Genzyme stock soars on reports it could be sold
Reports that Genzyme Corp. has been approached by French drugmaker Sanofi-Aventis SA about a possible acquisition sent the Cambridge biotechnology company's up by more than 15 percent for the day.
The Wall Street Journal reported today that Genzyme executives had informally spoken about a sale with Sanofi Aventis. CNBC also said the companies were in contact with each other.
Genzyme, which makes drugs to treat rare diseases, is the state's most valuable biotechnology company, with annual revenue of more than $5 billion.
Since a viral contamination at its Allston manufacturing plant last year, it has been struggling to regain its footing and has been under increased scrutiny by the Food and Drug Administration.

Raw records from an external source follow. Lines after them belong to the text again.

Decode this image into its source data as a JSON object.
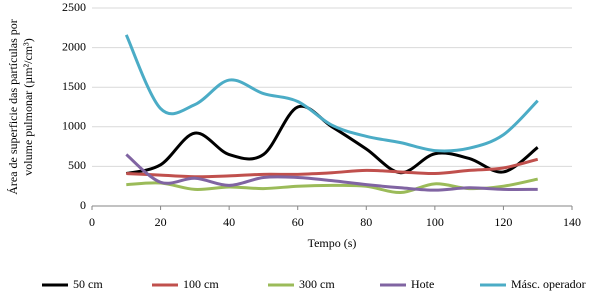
{
  "chart_data": {
    "type": "line",
    "x_label": "Tempo (s)",
    "y_label_lines": [
      "Área de superficie das partículas por",
      "volume pulmonar (µm²/cm³)"
    ],
    "x": [
      10,
      20,
      30,
      40,
      50,
      60,
      70,
      80,
      90,
      100,
      110,
      120,
      130
    ],
    "series": [
      {
        "name": "50 cm",
        "color": "#000000",
        "values": [
          410,
          520,
          920,
          650,
          650,
          1250,
          1000,
          720,
          420,
          660,
          600,
          430,
          740
        ]
      },
      {
        "name": "100 cm",
        "color": "#c0504d",
        "values": [
          410,
          390,
          370,
          380,
          400,
          400,
          420,
          450,
          430,
          410,
          450,
          480,
          590
        ]
      },
      {
        "name": "300 cm",
        "color": "#9bbb59",
        "values": [
          270,
          290,
          210,
          240,
          220,
          250,
          260,
          250,
          170,
          280,
          220,
          250,
          340
        ]
      },
      {
        "name": "Hote",
        "color": "#8064a2",
        "values": [
          650,
          300,
          350,
          260,
          360,
          360,
          320,
          270,
          230,
          200,
          230,
          210,
          210
        ]
      },
      {
        "name": "Másc. operador",
        "color": "#4bacc6",
        "values": [
          2160,
          1230,
          1280,
          1590,
          1420,
          1320,
          1020,
          880,
          800,
          700,
          730,
          900,
          1330
        ]
      }
    ],
    "xlim": [
      0,
      140
    ],
    "xticks": [
      0,
      20,
      40,
      60,
      80,
      100,
      120,
      140
    ],
    "ylim": [
      0,
      2500
    ],
    "yticks": [
      0,
      500,
      1000,
      1500,
      2000,
      2500
    ],
    "grid": true,
    "legend": "bottom"
  }
}
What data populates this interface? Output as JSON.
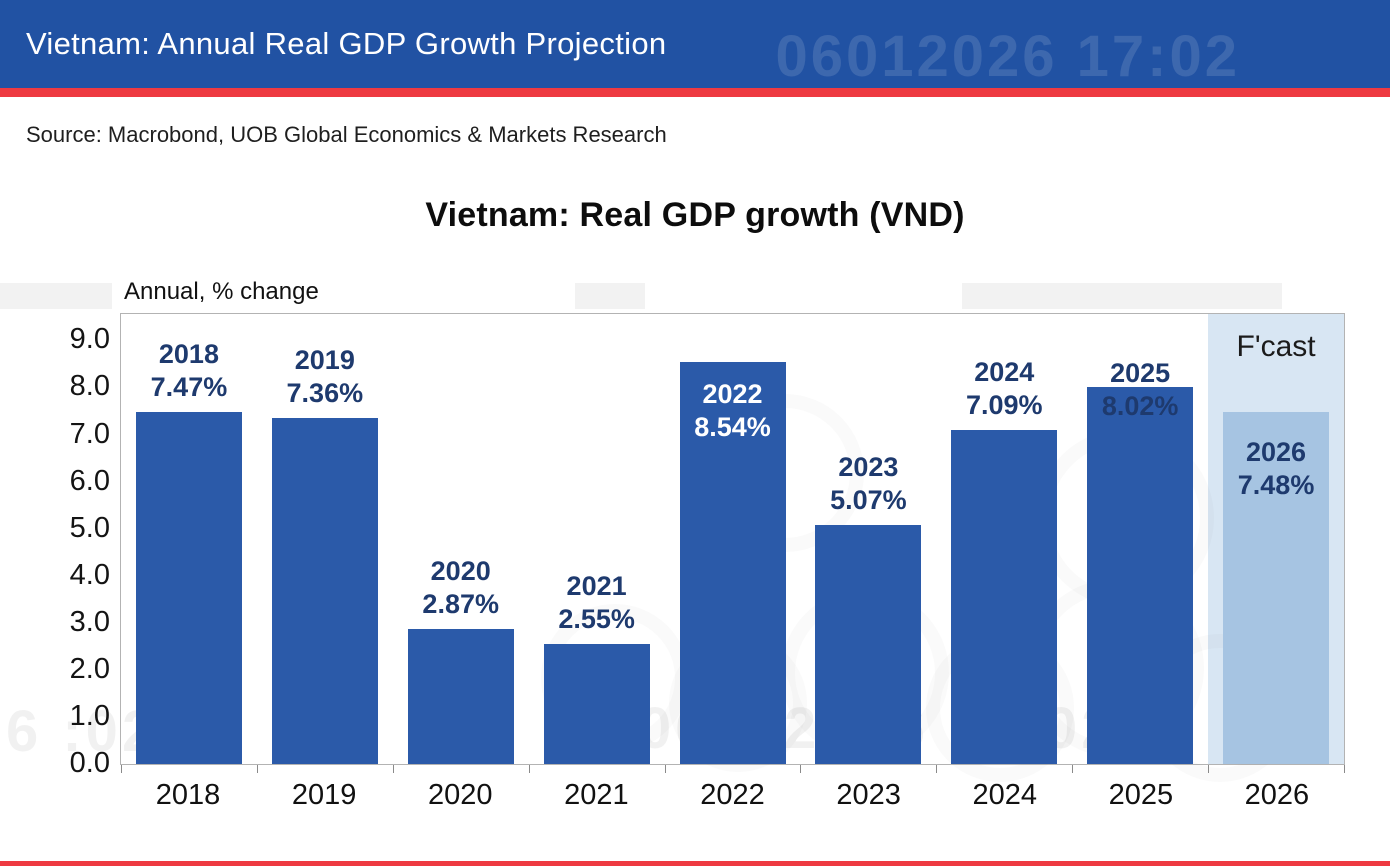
{
  "header": {
    "title": "Vietnam: Annual Real GDP Growth Projection",
    "watermark": "06012026 17:02"
  },
  "source_line": "Source: Macrobond, UOB Global Economics & Markets Research",
  "chart_data": {
    "type": "bar",
    "title": "Vietnam: Real GDP growth (VND)",
    "ylabel": "Annual, % change",
    "xlabel": "",
    "categories": [
      "2018",
      "2019",
      "2020",
      "2021",
      "2022",
      "2023",
      "2024",
      "2025",
      "2026"
    ],
    "values": [
      7.47,
      7.36,
      2.87,
      2.55,
      8.54,
      5.07,
      7.09,
      8.02,
      7.48
    ],
    "value_labels": [
      "7.47%",
      "7.36%",
      "2.87%",
      "2.55%",
      "8.54%",
      "5.07%",
      "7.09%",
      "8.02%",
      "7.48%"
    ],
    "label_styles": [
      "above",
      "above",
      "above",
      "above",
      "inside-white",
      "above",
      "above",
      "overlap",
      "inside"
    ],
    "ytick_labels": [
      "0.0",
      "1.0",
      "2.0",
      "3.0",
      "4.0",
      "5.0",
      "6.0",
      "7.0",
      "8.0",
      "9.0"
    ],
    "ylim": [
      0,
      9.56
    ],
    "grid": false,
    "legend_forecast_label": "F'cast",
    "forecast_index": 8,
    "colors": {
      "bar": "#2b5aa9",
      "forecast_bar": "#a6c4e2",
      "forecast_bg": "#d8e6f3",
      "label": "#1e3a6e",
      "label_inside": "#ffffff",
      "header_blue": "#2152a3",
      "stripe_red": "#ee3a41"
    }
  },
  "watermarks": {
    "plot_text": "06012026 17:02",
    "plot_text_left": "6  :02"
  }
}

Last month, the company struck a deal that headed-off a possible confrontation with activist shareholder Carl C. Icahn, who had been attempting to get himself and three hand-picked nominees appointed to Genzyme's board of directors. Icahn, the company's largest investor with about 5 percent of its stock, has been critical of how the biotech company is being managed and suggested that long-time chief executive Henri A. Termeer might have to be replaced.
Under an agreement with Icahn, he gained two seats on the board, which was expanded from 10 to 13 members.
Genzyme's best-selling drug is Cerezyme, which treats the rare genetic disorder Gaucher disease. The drug can cost more than $200,000 for each patient annually.
Sanofi-Aventis this month announced a $65 million expansion of its presence in Cambridge by opening a joint headquarters for a cancer division. The project is expected to create about 300 jobs in Cambridgeport. (To read a Globe story about the company's Cambridge plans, please click here.)
Earlier this year Hanspeter Spek, president of Sanofi-Aventis's global operations, told analysts and investors in a conference call that Cambridge is "the heart of oncology today."
Genzyme shares closed at $62.52, up $8.35.